Q: Why is it easier to hear someone if they move to my left or right?

A: The study found a “horizontal advantage.” Our brains (and the model) are highly optimized to use the time delay between sound hitting the left vs. right ear to separate voices. We are much less efficient at vertical separation, likely because our evolutionary environment required us to track threats and voices on the ground more often than from above or below.

Editorial Notes:

This article was edited by a Neuroscience News editor.
Journal paper reviewed in full.
Additional context added by our staff.

About this auditory neuroscience research news

Author: Sarah McDonnell
Source: MIT
Contact: Sarah McDonnell – MIT
Image: The image is credited to Neuroscience News

Original Research: Open access.
“Optimized feature gains explain and predict successes and failures of human selective listening” by Ian M. Griffith, R. Preston Hess & Josh H. McDermott. Nature Human Behavior
DOI:10.1038/s41562-026-02414-7

Abstract

Optimized feature gains explain and predict successes and failures of human selective listening

Attention facilitates communication by enabling selective listening to sound sources of interest. However, little is known about why attentional selection succeeds in some conditions but fails in others.

While neurophysiology implicates multiplicative feature gains in selective attention, it is unclear whether such gains can explain real-world attention-driven behaviour.

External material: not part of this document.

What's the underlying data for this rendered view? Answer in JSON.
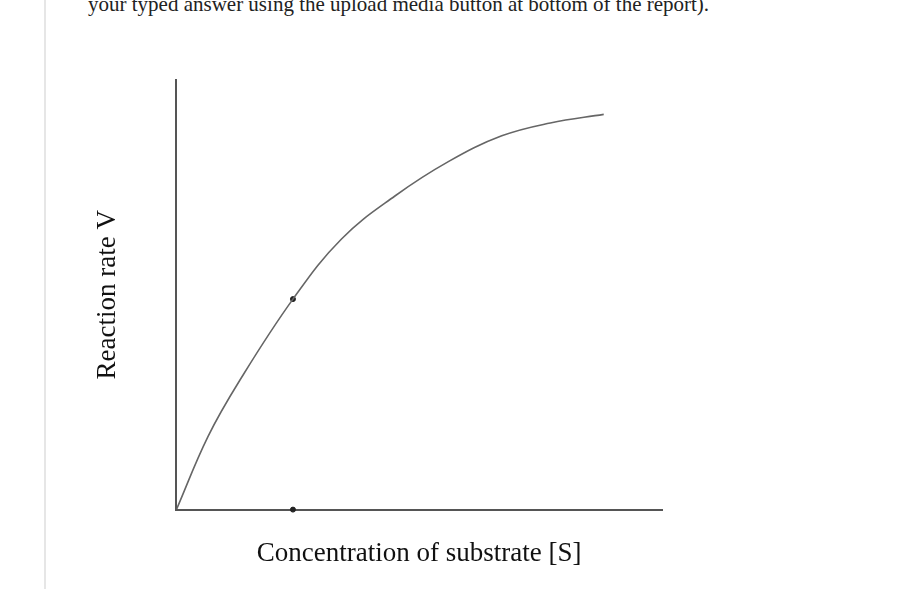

Here we optimized an artificial neural network with stimulus-computable feature gains to recognize a cued talker’s speech from binaural audio in ‘cocktail party’ scenarios.

Though not trained to mimic humans, the model produced human-like performance across diverse real-world conditions, exhibiting selection based both on voice qualities and on spatial location as well as selection failures in conditions where humans tended to fail.

It also predicted novel attentional effects that we confirmed in human experiments, and exhibited signatures of ‘late selection’ like those seen in human auditory cortex. The results suggest that human-like attentional strategies naturally arise from the optimization of feature gains for selective listening.